Я закатываю глаза от его поддразнивания, но тут замечаю, что находится над нами.
Паркер замечает, что я смотрю вверх, и его взгляд переходит на зеленое лиственное растение с красными ягодами прямо над нашими головами.
Замечательно. Может ли это быть еще большим клише? На самом деле, возможно, это клише для рождественских фильмов Hallmark, просто мне повезло.
— Омела, — он ухмыляется, подходя ко мне ближе, — ты знаешь, что это значит?
Мое сердце начинает бешено колотиться. Конечно, он не имеет в виду…
Он делает еще один шаг, и я сглатываю. Мои пальцы крепче сжимают каблук туфли, а уголки губ Паркера приподнимаются в улыбке, от которой у меня вдруг слабеют колени.
— Извини, малышка Скотт, но, раз я единственный человек здесь с настоящим рождественским духом, то для меня очень важно следовать праздничным традициям. А омела? — он показывает на нее, — это одна из самых важных.

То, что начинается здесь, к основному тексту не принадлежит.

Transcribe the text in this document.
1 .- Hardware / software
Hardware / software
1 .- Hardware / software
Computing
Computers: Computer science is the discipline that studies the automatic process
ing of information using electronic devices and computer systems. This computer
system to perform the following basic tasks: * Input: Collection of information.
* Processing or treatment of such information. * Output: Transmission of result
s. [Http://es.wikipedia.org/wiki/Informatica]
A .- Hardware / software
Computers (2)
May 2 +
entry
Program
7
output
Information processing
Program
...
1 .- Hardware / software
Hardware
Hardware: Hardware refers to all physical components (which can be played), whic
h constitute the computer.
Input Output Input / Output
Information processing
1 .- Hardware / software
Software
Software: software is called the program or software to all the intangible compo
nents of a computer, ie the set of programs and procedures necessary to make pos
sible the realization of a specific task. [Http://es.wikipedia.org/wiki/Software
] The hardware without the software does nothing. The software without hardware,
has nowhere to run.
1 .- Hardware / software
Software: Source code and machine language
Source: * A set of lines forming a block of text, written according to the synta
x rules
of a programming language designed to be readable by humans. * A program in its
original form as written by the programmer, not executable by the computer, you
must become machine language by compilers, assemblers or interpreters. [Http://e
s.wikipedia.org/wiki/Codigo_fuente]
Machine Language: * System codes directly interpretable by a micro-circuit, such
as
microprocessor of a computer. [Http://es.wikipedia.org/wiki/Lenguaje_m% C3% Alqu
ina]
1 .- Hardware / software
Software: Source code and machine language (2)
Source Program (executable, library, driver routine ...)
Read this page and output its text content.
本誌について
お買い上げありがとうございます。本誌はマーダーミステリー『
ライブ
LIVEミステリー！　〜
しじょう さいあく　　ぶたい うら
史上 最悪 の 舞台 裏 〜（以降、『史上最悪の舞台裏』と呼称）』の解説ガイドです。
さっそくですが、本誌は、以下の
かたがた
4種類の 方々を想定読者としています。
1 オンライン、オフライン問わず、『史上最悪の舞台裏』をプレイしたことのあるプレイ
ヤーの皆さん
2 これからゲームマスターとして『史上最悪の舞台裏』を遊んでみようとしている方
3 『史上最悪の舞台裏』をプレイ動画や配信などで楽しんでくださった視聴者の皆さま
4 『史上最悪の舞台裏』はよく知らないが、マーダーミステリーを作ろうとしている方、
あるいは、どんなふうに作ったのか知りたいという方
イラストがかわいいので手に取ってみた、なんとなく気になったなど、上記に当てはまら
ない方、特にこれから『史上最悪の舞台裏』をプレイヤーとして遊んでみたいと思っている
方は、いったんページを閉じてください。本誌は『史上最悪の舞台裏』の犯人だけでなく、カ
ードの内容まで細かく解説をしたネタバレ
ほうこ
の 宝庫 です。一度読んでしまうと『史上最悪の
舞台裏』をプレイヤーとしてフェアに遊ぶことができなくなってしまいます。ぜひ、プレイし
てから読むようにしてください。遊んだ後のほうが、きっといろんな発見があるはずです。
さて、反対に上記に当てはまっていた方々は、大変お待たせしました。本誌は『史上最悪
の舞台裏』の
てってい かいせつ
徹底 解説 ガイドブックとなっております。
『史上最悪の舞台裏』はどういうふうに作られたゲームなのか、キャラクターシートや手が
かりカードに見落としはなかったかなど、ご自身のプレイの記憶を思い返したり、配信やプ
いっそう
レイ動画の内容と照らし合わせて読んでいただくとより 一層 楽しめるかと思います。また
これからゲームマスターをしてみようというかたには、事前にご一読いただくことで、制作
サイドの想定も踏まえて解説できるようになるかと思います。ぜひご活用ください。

Я не могу поцеловать Паркера. Он… он лучший друг Оуэна. Не говоря уже о том, что он очень опасен для моего сердца, я не могу позволить себе воскресить старые детские чувства.
— Я…
Прежде чем я успеваю ответить, он притягивает меня к себе, накрывая своими губами мои губы и заглушает мой протест.
Паркер Грант целует меня.
Паркер Грант целует меня!
Моему мозгу требуется секунда, чтобы осознать, что это происходит на самом деле. Я вспоминаю, как мечтала об этом моменте, когда была подростком, как фантазировала о том, как он войдет в мою комнату, заключит меня в объятия и будет целовать до потери дыхания.
Его губы твердые и требовательные, но в то же время мягкие, что совершенно неожиданно. Его руки скользят по моим волосам, притягивая меня ближе к себе, а язык дразнит линию моих губ.
В этот момент мои каблуки падают на пол, разрушая чары между нами.
Паркер отрывает от меня свой рот и делает шаг назад.
Ошеломленная, я протягиваю руку, чтобы коснуться своих распухших зацелованных губ. Не могу поверить, что это только что произошло.
— Знаешь, что, Квинн? — говорит Паркер, снова сокращая расстояние между нами, — я готов поспорить с тобой, прямо здесь и сейчас, что, если ты дашь мне эти семь дней, которые ты проведешь дома, я смогу заставить тебя влюбиться в Рождество заново.
Его слова возвращают меня в детство, когда все, что было между нами, было приключением, полным веселья и игр, в которые мы любили играть и которые никогда не надоедали.
— Серьезно, Паркер? — недоверчиво говорю я.
Он пожимает плечами.
— Я знаю тебя, Квинн Скотт, и знаю, что где-то там внутри тебя живет та девочка, которая просыпалась со мной посреди ночи, чтобы посмотреть, сможем ли мы поймать Санту. Я знаю, что в тебе живет прежний дух Рождества, и, если ты дашь мне неделю, всего семь дней, пока будешь дома, я смогу заставить тебя полюбить эти вещи заново. Снова полюбить свой дом, а если не смогу, тогда займу твое место в рождественском мюзикле, о котором твоя мама рассказала всему городу, что ты будешь выступать.
Что? С ума сойти.
— Хм, в чем подвох?
Паркер качает головой.
— Никакого. Ты сможешь отдать костюм эльфа, колготки и все остальное, это… если я проиграю.
Вот это… это пари, которое я готова принять. Боже, не придется наряжаться в этот дурацкий костюм и расхаживать по сцене? Я готова на все.